MATERIALS AND METHODS: We inventoried the plant species in different habitats around one Karen village and one Lawa village using stratified vegetation plots and using semi-structured questionnaires we interviewed 67 key informants regarding their use of plants for medicine. We then calculated the Fidelity level FL (FL values near 100% for a species indicate that almost all use reports refer to the same way of using the species, whereas low FL values indicate that a species is used for many different purposes) and cultural importance index CI (the sum of the proportion of informants that mention each of the use categories for a given species) to estimate the variation in medicinal plant use. We used Jaccard's Index JI (This index relates the number of shared species to the total number of species) to analyze the similarity of medicinal plant use between the two villages.
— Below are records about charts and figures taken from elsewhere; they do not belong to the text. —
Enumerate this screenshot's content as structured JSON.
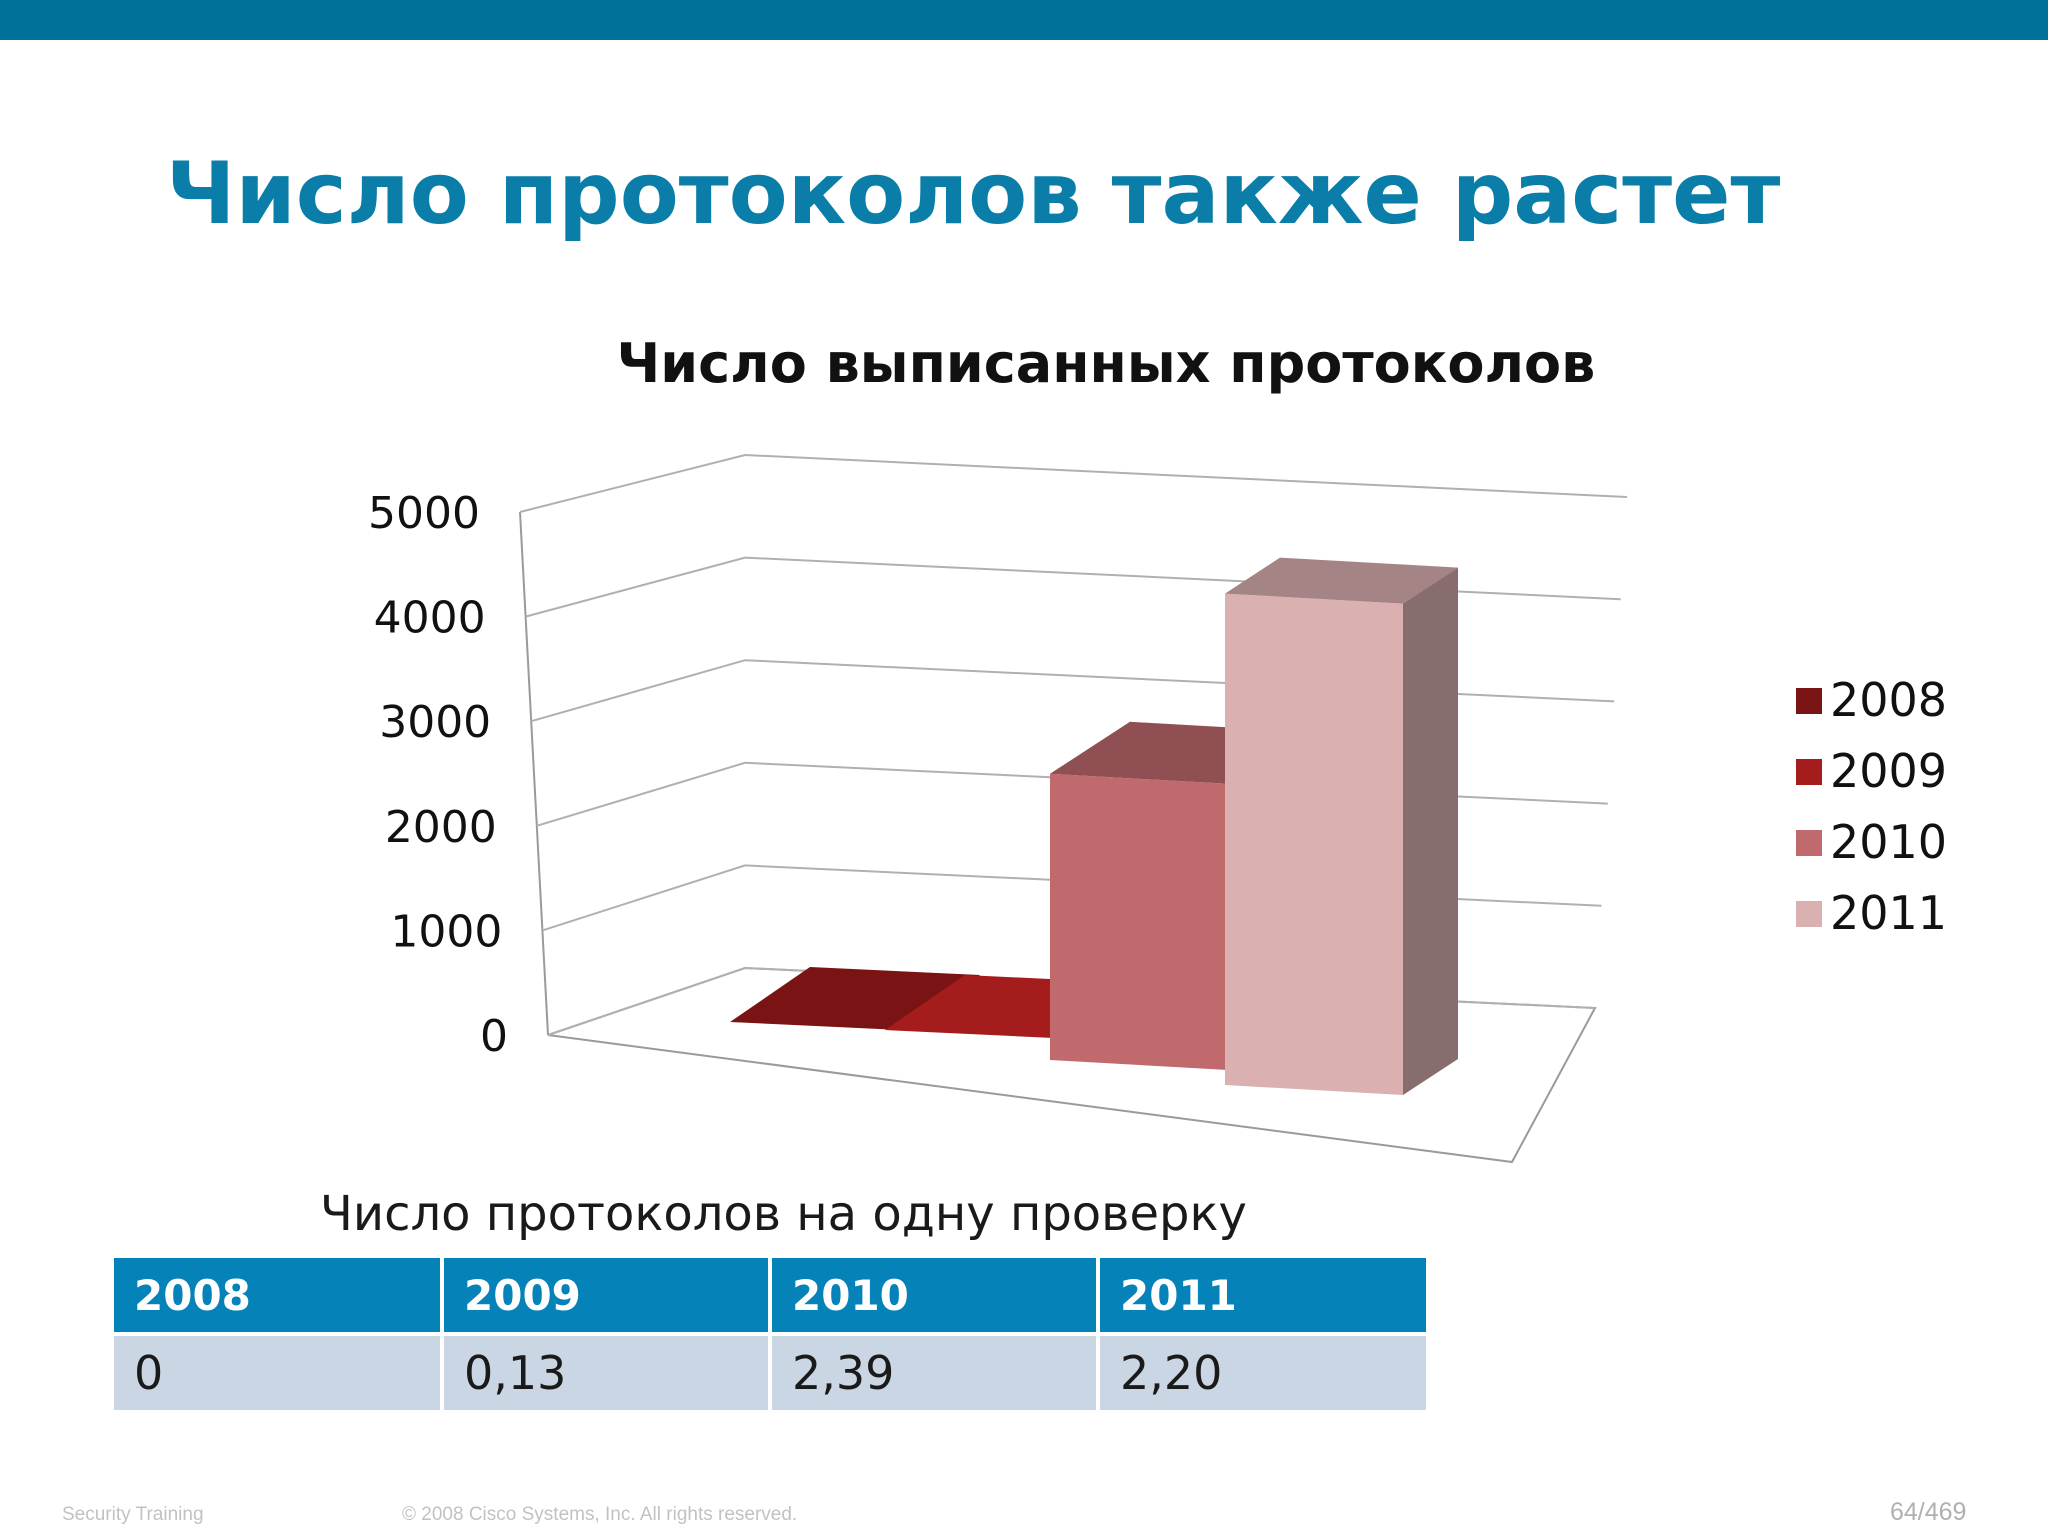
{
  "slide": {
    "title": "Число протоколов также растет",
    "accent_color": "#00729a"
  },
  "chart_data": {
    "type": "bar",
    "title": "Число выписанных протоколов",
    "categories": [
      "2008",
      "2009",
      "2010",
      "2011"
    ],
    "values": [
      10,
      70,
      2650,
      4550
    ],
    "ylim": [
      0,
      5000
    ],
    "yticks": [
      "0",
      "1000",
      "2000",
      "3000",
      "4000",
      "5000"
    ],
    "grid": true,
    "three_d": true,
    "legend_position": "right",
    "series": [
      {
        "name": "2008",
        "color": "#7a1414"
      },
      {
        "name": "2009",
        "color": "#a51c1c"
      },
      {
        "name": "2010",
        "color": "#c06a6e"
      },
      {
        "name": "2011",
        "color": "#dbb0b1"
      }
    ]
  },
  "table": {
    "caption": "Число протоколов на одну проверку",
    "headers": [
      "2008",
      "2009",
      "2010",
      "2011"
    ],
    "values": [
      "0",
      "0,13",
      "2,39",
      "2,20"
    ]
  },
  "footer": {
    "left": "Security Training",
    "center": "© 2008 Cisco Systems, Inc. All rights reserved.",
    "page": "64/469"
  }
}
RESULTS: A total of 103 species of medicinal plant species in 87 genera and 41 families were identified and they were used to cure 35 ailments. The FL of the medicinal plant species varied from 10% to 100%, was different for each ailment, and differed between the two ethnic groups. The most important medicinal plant species, those with the highest CI value, were not the same in the two villages. Costus speciosus, which is used to treat urinary infections and wounds in animals, had the highest CI value in the Karen village, whereas Sambucus javanica, which is used to treat wounds, fractures, bloat, and edema in humans, had the highest CI value in the Lawa village. Only 17 medicinal species (16.5%) were shared between the two villages. Methods of preparation and application were significantly different between the two villages, whereas the plant parts used, habit, and route of administration were similar.
CONCLUSION: Our study demonstrates that ethnic groups that live in the same geographic area can have significantly different traditional knowledge systems for medicinal plants, at least when it comes to the species used and their preparation and medicinal application. We assume that differences in cultural history and background in the two villages led to differences in medicinal plant use, preparation, and application.
|Alternate Journal:||J Ethnopharmacol|
Karen and Lawa medicinal plant use: uniformity or ethnic divergence?